Understanding Cato's Managed Socket Upgrade Service

This article explains the gradual upgrade service for Sockets sites.

Overview of Socket Upgrades

Cato manages the Socket firmware upgrades and version control for Socket sites to make sure that they are running up-to-date versions.

The Socket upgrade service is an automated process that provides all of our customers with the latest firmware. So there's no need for our customers to worry about installing and updating the new versions. The upgrade service for each Socket, ensures minimal impact on the service (if any), and automatic rollback in the rare case that an issue is detected. The newest Socket versions include performance, connectivity, and stability enhancements, and also the latest capabilities and features.

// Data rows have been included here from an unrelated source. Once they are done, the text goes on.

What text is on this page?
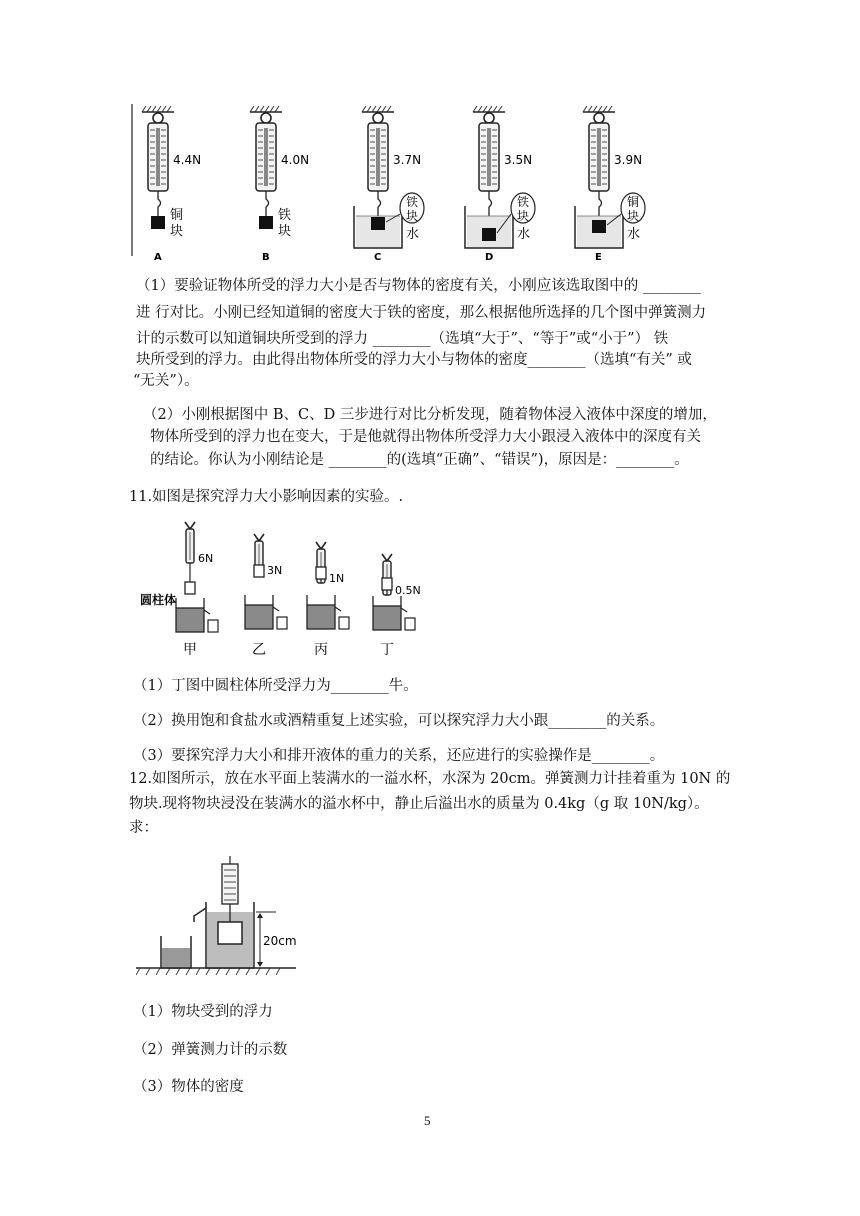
4.4N
铜
块
A
4.0N
铁
块
B
3.7N
水
铁
块
C
3.5N
水
铁
块
D
3.9N
水
铜
块
E
（1）要验证物体所受的浮力大小是否与物体的密度有关，小刚应该选取图中的 ________
进 行对比。小刚已经知道铜的密度大于铁的密度，那么根据他所选择的几个图中弹簧测力
计的示数可以知道铜块所受到的浮力 ________（选填“大于”、“等于”或“小于”） 铁
块所受到的浮力。由此得出物体所受的浮力大小与物体的密度________（选填“有关” 或
“无关”）。
（2）小刚根据图中 B、C、D 三步进行对比分析发现，随着物体浸入液体中深度的增加，
物体所受到的浮力也在变大，于是他就得出物体所受浮力大小跟浸入液体中的深度有关
的结论。你认为小刚结论是 ________的(选填“正确”、“错误”)，原因是：________。
11.如图是探究浮力大小影响因素的实验。.
6N
甲
3N
乙
1N
丙
0.5N
丁
圆柱体
（1）丁图中圆柱体所受浮力为________牛。
（2）换用饱和食盐水或酒精重复上述实验，可以探究浮力大小跟________的关系。
（3）要探究浮力大小和排开液体的重力的关系，还应进行的实验操作是________。
12.如图所示，放在水平面上装满水的一溢水杯，水深为 20cm。弹簧测力计挂着重为 10N 的
物块.现将物块浸没在装满水的溢水杯中，静止后溢出水的质量为 0.4kg（g 取 10N/kg）。
求：
20cm
（1）物块受到的浮力
（2）弹簧测力计的示数
（3）物体的密度
5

There are situations where the Socket skips an upgrade for a version, for example because the Socket was not connected to the Cato Cloud during the maintenance window, or there was unstable connectivity. When this happens, you can manually upgrade the Socket, however, each Socket that was skipped must be upgraded individually.

Cato releases three - four major Socket versions each year, and minor upgrades as required. Major versions are whole number increments, such as 17.0 and 18.0, while minor versions are decimal increments such as 18.3.3 and 18.4.1.

Content for new Socket versions includes:

  • Major Socket versions - new features, infrastructure for future features, enhancements, and bug fixes

  • Minor Socket versions - bug fixes

High-Level Overview of Socket Managed Upgrade Service

When Cato is ready to release a new Socket version, an email notification is sent to the Socket Upgrade mailing list, indicating that the Socket sites will be upgraded during the next Maintenance Window configured for the account. The actual time of the upgrade is based on the local time zone where the site is located. Cato also announces the content of the version in the Socket Release Notes which is shown in the notification area of the Cato Management Application.

The is a summary of the Socket managed upgrade service process:

  1. Cato releases the new Socket version, then the Sockets download the relevant files.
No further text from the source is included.